Right to Post Political Signs, Chesterfield County v. Morrissette
C.L. Morrissette put two signs on his lawn, which say: “Welcome to Chesterfield Where Government is Corrupt Taxes Are High and the Schools are Mobile” and "Ed Barber, Renny Humphrey, Art Warren, Kelly Miller and Lane Ramsey [all members of the Board of Supervisors], in their Official Capacity, are Corrupt, Self-Serving Liars. Challenge them to a Polygraph.” He was cited for violation of Chesterfield County’s sign ordinance, which prohibits “[s]igns containing religious, educational or charitable messages or which advertise events for nonprofit organizations” that “exceed eight square feet in area and five feet in height.” He was convicted in the General District Court and has appealed to Circuit Court. While municipalities are generally allowed to regulate the size of outdoor signs for aesthetic reasons, they may not do so in a content based manner. The Chesterfield County ordinance is content-based because other kinds of signs are subject to less restrictive size regulations, or to no size regulations at all. For example, temporary campaign signs and signs for Christmas tree vendors are permitted to be 32 square feet, while residential community identification signs may be up to 100 square feet.

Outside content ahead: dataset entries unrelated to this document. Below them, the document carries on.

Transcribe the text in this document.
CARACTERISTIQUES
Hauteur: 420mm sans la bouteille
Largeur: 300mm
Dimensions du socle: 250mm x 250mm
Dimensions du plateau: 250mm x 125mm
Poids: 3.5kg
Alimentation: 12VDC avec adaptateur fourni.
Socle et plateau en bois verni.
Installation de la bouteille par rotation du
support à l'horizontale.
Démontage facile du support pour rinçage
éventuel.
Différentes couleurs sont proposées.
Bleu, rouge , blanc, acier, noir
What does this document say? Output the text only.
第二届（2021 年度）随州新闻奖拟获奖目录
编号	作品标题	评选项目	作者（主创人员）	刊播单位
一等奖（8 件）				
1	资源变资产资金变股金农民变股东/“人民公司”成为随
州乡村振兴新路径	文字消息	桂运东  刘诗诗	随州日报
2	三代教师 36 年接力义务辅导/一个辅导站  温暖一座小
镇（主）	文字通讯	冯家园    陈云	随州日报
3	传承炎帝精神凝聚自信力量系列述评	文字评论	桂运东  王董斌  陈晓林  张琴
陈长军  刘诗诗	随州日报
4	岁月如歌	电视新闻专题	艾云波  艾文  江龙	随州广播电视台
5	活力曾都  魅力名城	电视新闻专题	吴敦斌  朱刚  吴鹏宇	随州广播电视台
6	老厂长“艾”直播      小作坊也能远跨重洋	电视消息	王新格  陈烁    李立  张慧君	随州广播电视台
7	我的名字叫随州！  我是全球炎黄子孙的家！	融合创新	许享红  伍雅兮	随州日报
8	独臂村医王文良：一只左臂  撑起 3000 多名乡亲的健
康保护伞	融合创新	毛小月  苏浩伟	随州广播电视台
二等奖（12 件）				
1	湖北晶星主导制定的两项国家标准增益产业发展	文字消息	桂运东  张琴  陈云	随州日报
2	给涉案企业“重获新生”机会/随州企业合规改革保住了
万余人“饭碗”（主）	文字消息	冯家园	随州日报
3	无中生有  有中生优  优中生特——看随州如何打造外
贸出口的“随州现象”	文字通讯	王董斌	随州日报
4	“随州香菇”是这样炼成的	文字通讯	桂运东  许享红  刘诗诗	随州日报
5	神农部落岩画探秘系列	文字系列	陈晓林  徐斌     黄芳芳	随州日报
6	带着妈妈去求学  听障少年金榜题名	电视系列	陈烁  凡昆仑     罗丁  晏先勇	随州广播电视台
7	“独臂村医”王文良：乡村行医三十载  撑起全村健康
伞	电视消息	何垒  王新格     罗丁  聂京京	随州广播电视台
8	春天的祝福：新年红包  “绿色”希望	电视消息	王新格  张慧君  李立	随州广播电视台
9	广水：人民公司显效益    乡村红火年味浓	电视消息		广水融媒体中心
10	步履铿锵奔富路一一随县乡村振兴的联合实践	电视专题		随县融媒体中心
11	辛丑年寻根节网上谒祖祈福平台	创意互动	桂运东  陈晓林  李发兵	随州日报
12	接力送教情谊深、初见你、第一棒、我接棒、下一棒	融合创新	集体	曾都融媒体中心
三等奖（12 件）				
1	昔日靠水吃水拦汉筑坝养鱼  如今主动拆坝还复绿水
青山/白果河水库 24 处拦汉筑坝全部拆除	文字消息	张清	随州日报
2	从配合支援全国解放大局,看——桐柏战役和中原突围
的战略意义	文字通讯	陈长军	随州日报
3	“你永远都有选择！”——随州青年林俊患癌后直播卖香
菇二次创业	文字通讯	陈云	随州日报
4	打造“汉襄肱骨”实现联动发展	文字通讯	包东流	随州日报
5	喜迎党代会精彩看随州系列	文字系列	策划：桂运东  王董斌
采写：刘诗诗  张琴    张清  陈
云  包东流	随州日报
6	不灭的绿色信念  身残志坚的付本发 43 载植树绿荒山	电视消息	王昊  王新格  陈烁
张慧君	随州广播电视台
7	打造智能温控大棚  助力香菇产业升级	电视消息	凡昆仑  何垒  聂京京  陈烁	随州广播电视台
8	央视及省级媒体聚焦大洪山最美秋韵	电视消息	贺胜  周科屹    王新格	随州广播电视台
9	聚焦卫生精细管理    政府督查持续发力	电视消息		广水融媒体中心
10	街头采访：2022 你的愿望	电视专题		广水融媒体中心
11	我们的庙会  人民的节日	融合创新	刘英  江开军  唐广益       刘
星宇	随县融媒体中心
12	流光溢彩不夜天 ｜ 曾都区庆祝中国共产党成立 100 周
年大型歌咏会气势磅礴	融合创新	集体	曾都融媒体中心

On June 15, 2006, the Chesterfield County Circuit Court ruled Morrissette's signs were legal and did not violate the county's sign ordinance. The signs did not fall in the "educational" category as the county argued and were therefore not subject to the stricter size restrictions. The court, however, did not address the ACLU's greater concern, which is the constitutionality of the county's ordinance that imposes content-based restrictions on speech.